Ils ont réuni une impressionnante coalition de petits et de grands agriculteurs, et même quelques organisations de travailleurs agricoles. Ils ont également très bien réussi à diffuser le mouvement.

 

Quelle est la portée politique de ces mobilisations ?

C’est un défi. Il y avait des mobilisations sur la citoyenneté, les lois discriminatoires, qui avait unifié le camp anti Modi, la gauche et les musulmans mais avait aussi homogénéisé le soutien de droite et d’extrême droite au gouvernement.
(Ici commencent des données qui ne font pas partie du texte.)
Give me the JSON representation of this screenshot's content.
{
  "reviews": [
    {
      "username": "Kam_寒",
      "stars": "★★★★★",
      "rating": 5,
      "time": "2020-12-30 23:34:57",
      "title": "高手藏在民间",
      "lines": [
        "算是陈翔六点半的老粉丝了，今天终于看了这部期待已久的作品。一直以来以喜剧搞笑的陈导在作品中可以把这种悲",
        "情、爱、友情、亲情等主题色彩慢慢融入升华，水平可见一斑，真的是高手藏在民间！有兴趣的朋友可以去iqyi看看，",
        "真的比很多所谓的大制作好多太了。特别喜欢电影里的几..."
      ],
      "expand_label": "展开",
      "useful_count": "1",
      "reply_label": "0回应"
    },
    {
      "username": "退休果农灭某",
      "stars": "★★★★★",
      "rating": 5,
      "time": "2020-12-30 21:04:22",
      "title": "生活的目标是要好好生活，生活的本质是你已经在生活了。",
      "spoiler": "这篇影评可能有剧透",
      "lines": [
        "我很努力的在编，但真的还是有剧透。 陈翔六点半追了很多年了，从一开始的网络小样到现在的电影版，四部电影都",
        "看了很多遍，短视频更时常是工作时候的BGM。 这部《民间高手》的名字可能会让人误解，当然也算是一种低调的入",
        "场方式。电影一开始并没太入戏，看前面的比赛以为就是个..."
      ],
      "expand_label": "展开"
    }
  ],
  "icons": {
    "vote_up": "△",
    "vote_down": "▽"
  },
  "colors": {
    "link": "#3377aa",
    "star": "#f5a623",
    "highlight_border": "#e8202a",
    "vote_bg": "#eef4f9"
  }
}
Maintenant, la mobilisation des paysans est un défi pour le BJP. En effet, des gens qui avait voté pour lui s’en détournent.

Il y a actuellement des mobilisations ouvrières, mais qui sont trop faibles, trop divisées pour faire face au gouvernement. Le mouvement des paysans peut donner confiance et provoquer des mobilisations des ouvriers, les femmes notamment.

Le mouvement n’est pas révolutionnaire, mais il a une dimension anticapitaliste, contre les grandes sociétés agro-industrielles, l’agriculture contractuelle, la mainmise des grandes entreprises sur les terres, comme Pepsi, qui ont des contrats individuels avec les paysans et contrôlent le marché.

Notre espoir doit naître du fait que l’agenda néo-libéral continue de faire face à des défis venant de la base. La force et la faiblesse du mouvement et ses chances de succès dépendent de la détermination sans faille dont font preuve les agriculteurs du Pendjab, dirigés pour la plupart par différentes organisations qui se considèrent, politiquement parlant, comme plus radicales que les partis de gauche existants.

 

Quelles sont les perspectives que Radical socialist et les militants de la IVe Internationale avancent ?

Ce n’est pas une mobilisation pour le pouvoir d’État, comme le prétendent les maoïstes, mais ce n’est pas non plus un mouvement des paysans riches comme le prétendent d’autres. C’est un mouvement où la majorité lutte pour sa survie immédiate et à long terme et, pour la gauche, il faut prendre l’initiative, construire une bataille contre le néolibéralisme et l’extrême droite en Inde.

Notre orientation doit être d’approfondir et de renforcer l’exemple de démocratie réelle dont fait preuve l’agitation des agriculteurs. En fait, plus encore que la subordination de l’État par le BJP, c’est la faiblesse actuelle de la réponse de la classe ouvrière au mouvement paysan qui est le signe le plus inquiétant.

Ce qui différencie ces protestations des autres protestations contre le régime Modi est l’implication dominante des forces de gauche. Un grand nombre de ces forces peuvent être qualifiées de gauche non parlementaire. Si ce fait ouvre des possibilités inédites dans les manifestations, le sectarisme idéologique de ces forces limite également le potentiel des troubles actuels.

Malheureusement, la gauche institutionnelle est faible et la gauche radicale très sectaire. Ce mouvement est aussi une occasion pour renforcer l’opposition des paysans à l’ordre établi. Ça va durer plusieurs mois, il faut construire la mobilisation, pour organiser un contre-feu face au déplacement à droite de la société, à l’extrême droite au pouvoir. Cette mobilisation nous donne une occasion pour réfléchir et avancer dans la construction d’une gauche véritable, une gauche radicale, une nouvelle gauche.